İstanbul Teknik Üniversitesi’nde (İTÜ) 2020-2021 eğitim ve öğretim yılı sonunda mezun olan öğrenciler için İTÜ Ayazağa Yerleşkesinde yer alan stadyumda geçtiğimiz gün tören düzenlendi. İBB Başkanı Ekrem İmamoğlu'nun da katıldığı törende İTÜ 248'inci yıl birincisi İşletme Fakültesi İşletme Mühendisliği öğrencisi Hüseyin Umutcan Ay'ın birincilik konuşması büyük ilgi gördü.
Son bir yılının Türkiye'deki kadına şiddetin temelini araştırmak ve buna bir çözüm üretmekle geçirdiğini belirten Ay, kadına yönelik şiddet konusundaki sorunlar ile konuşmasına başlayarak vatandaşın geçim derdine ve gençlerin gelecek kaygılarına değindi.
“HABERLERİ TAKİP EDEMİYORUM ÇÜNKÜ SORUNU BİLİYORUM”
Hüseyin Umutcan Ay’ın ilgi gören konuşması şu şekilde:
* Sevgili arkadaşlarım ben artık haberleri takip edemiyorum.
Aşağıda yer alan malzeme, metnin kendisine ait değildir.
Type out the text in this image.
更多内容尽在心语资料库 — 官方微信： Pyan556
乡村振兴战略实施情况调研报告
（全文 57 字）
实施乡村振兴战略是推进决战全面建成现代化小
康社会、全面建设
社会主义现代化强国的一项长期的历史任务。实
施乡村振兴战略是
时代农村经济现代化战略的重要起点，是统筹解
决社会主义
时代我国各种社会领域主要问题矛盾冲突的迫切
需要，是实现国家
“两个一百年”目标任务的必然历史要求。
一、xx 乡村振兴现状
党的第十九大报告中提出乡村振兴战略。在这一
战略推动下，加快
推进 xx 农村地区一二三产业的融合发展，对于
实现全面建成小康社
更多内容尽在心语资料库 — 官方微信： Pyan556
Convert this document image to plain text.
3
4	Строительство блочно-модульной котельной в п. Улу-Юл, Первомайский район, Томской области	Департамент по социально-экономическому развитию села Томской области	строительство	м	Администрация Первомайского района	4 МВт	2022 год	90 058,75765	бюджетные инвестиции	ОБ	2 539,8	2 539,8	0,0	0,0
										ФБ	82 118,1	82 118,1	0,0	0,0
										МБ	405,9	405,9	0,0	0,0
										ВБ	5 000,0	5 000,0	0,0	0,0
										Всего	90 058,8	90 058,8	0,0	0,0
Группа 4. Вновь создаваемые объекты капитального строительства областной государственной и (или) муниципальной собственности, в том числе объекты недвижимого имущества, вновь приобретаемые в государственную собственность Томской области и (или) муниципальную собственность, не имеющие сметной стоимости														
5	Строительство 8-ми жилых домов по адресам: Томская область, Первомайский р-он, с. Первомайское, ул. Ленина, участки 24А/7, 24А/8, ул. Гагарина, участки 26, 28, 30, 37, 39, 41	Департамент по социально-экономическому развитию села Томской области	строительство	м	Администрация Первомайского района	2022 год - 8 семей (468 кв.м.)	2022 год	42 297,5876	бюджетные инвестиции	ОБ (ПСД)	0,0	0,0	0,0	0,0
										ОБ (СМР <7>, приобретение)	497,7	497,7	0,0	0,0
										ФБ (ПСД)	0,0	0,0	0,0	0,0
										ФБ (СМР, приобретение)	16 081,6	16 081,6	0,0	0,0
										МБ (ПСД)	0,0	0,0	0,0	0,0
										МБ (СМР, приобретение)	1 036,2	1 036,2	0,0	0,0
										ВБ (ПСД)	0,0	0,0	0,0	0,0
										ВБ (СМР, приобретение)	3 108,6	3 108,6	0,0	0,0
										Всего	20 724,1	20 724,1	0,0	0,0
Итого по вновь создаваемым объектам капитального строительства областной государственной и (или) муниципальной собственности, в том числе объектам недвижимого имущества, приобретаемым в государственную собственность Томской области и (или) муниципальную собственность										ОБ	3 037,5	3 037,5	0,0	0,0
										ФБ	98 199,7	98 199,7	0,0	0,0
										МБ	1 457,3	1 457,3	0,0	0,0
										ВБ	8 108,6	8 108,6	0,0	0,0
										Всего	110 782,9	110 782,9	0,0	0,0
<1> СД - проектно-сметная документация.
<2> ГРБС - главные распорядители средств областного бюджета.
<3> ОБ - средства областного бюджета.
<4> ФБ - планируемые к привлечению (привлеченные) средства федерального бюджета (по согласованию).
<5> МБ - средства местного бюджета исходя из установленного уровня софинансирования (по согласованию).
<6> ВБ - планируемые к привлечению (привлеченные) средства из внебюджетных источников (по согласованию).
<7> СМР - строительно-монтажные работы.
Çünkü sorunu biliyorum. Çözümü biliyor ve bu çözümü uygulayamıyorken; ben o ölen kadınların kanını elimden çıkaramıyorum. Benim bu yolda ödediğim bedel bu oldu. Fakat bu insanlığın ödediği bir bedelle kıyaslanamaz bile.
* Sadece sorun bu mu? Ülkenin doğusuna bakın. Daha çocuk yaşta kız çocuklarının evlendirildiğini görürsünüz. O kadar uzağa gitmeyin İstanbul'a bakın. Asgari ücretle 4 kişilik ailesini geçindiremediği için intihar eden o güzel insanları görürsünüz.
* O kadar da uzağa gitmeyin Taksim'e bakın. Hayat ona daha farklı bir seçenek sunmadığı için, sadece kendisi olduğu için orada ara sokakta katledilmiş yatan o güzel insanları görürsünüz.
* O kadar da uzağa gitmeyin, sıra arkadaşlarınıza bakın. Sırf deneyim elde edebilmek için haftanın 5 günü 5 kuruş para almadan şirketler tarafından sömürüldüklerini görürsünüz.
“BU SİSTEMİ DEĞİŞTİRECEĞİZ”
* Bir de son olarak potansiyel geleceğinize bakın. Orada sırf iş bulamadığı için asgari ücrete mühendislik ve mimarlık yapan akranlarınızı görürsünüz. Karanlıkta olduğumuzu düşünüyoruz biliyorum.
* Aynı zamanda korkuyoruz da. Sorunları biliyoruz peki çözüm ne? Kaçmak mı? Belki de birileri bizim için her şeyi çözsün diye arkamıza yaslanıp beklemeliyiz. Ya da başımıza gelmediği sürece sorun yokmuş gibi de davranabiliriz.
* Hayır, bunu üzülerek söylüyorum ki; bu yolda birbirimizden başka kimsemiz yok. Çünkü unutmayın ki herkes bir gün ölür. Buna sizler de dahilsiniz saygıdeğer büyüklerim. Ve geriye kalan bizler ve bizim yetiştireceğimiz çocuklar hegomanların elinde yozlaşmış bu sistemi değiştireceğiz. Değiştirmeliyiz.